Da mesma forma que o aquecimento da Terra durante a última deglaciação deveu-se principalmente ao aumento da concentração de CO2 atmosférico, as mudanças climáticas atuais estão diretamente relacionadas ao aumento da concentração de gases de efeito estufa. A concentração de CO2, por exemplo, aumentou de 280 ppm, em 1750, para cerca de 410 ppm em 2020. Na última deglaciação, no entanto, a elevação da concentração de CO2 na atmosfera deveu-se a uma série de eventos climáticos desencadeados a partir do aquecimento pontual do hemisfério norte, devido ao aumento na insolação de verão. Atualmente, o aumento da concentração de CO2 deve-se às emissões antrópicas, ligadas a atividades econômicas, em expansão desde a revolução industrial. A escala temporal em que esse aumento se dá também difere expressivamente entre os períodos comparados. Enquanto na última deglaciação o aumento na ordem de 100 ppm deu-se ao longo de cerca de 10 mil anos, o aumento de 130 ppm de CO2 na atualidade ocorreu em um intervalo de cerca de 170 anos.
Para concluir, deixamos um trecho traduzido de Jansen et al. (2007), no relatório das ciências físicas do IPCC de 2007:
O fato de fatores naturais terem causado mudanças climáticas no passado não quer dizer que a mudança climática atual é natural. Por analogia, o fato de incêndios florestais serem causados há tempos por quedas de raios não quer dizer que incêndios não possam ser causados por um campista descuidado (Jansen et al, 2007, FAQ 1, tradução livre).
Referências:
IPCC, 2014: Climate Change 2014: Synthesis Report. Contribution of Working Groups I, II and III to the Fifth Assessment Report of the Intergovernmental Panel on Climate Change [Core Writing Team, R.K. Pachauri and L.A. Meyer (eds.)]. IPCC, Geneva, Switzerland, 151 pp.

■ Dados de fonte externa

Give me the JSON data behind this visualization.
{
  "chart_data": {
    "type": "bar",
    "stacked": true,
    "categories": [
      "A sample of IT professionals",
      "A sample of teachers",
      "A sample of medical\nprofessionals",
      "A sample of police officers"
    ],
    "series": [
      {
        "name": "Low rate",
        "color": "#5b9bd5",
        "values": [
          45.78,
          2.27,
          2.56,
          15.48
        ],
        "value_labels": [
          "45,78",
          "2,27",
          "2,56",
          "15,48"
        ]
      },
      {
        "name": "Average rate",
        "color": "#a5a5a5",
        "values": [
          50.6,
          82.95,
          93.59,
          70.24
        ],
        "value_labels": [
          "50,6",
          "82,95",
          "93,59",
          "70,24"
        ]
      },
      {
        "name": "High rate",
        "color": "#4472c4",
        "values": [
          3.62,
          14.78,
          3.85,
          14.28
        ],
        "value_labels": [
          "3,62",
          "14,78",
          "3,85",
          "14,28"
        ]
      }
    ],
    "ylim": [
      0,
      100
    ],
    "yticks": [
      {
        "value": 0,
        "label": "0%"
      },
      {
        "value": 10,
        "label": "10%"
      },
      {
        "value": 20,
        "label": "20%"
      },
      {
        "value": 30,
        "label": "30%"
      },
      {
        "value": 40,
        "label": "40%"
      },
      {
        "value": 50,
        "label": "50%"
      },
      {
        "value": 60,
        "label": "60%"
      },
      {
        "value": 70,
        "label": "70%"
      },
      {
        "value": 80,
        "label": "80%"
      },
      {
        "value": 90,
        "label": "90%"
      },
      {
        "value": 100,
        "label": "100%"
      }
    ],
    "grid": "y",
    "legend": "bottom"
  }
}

Jansen, E., J. Overpeck, K.R. Briffa, J.-C. Duplessy, F. Joos, V. Masson-Delmotte, D. Olago, B. Otto-Bliesner, W.R. Peltier, S. Rahmstorf, R. Ramesh, D. Raynaud, D. Rind, O. Solomina, R. Villalba and D. Zhang, 2007: Palaeoclimate. In: Climate Change 2007: The Physical Science Basis. Contribution of Working Group I to the Fourth Assessment Report of the Intergovernmental Panel on Climate Change [Solomon, S., D. Qin, M. Manning, Z. Chen, M. Marquis, K.B. Averyt, M. Tignor and H.L. Miller (eds.)]. Cambridge University Press, Cambridge, United Kingdom and New York, NY, USA.
Shakun, J. D. et al, 2012. Global warming preceded by increasing carbono dioxide concentrations during the last deglaciation. Nature, v. 484, pp. 49-55.
Skinner, L. C. et al, 2010. Ventilation of the Deep Southern Ocean and Deglacial CO2 Rise. Science, v. 328, pp. 1147-1151.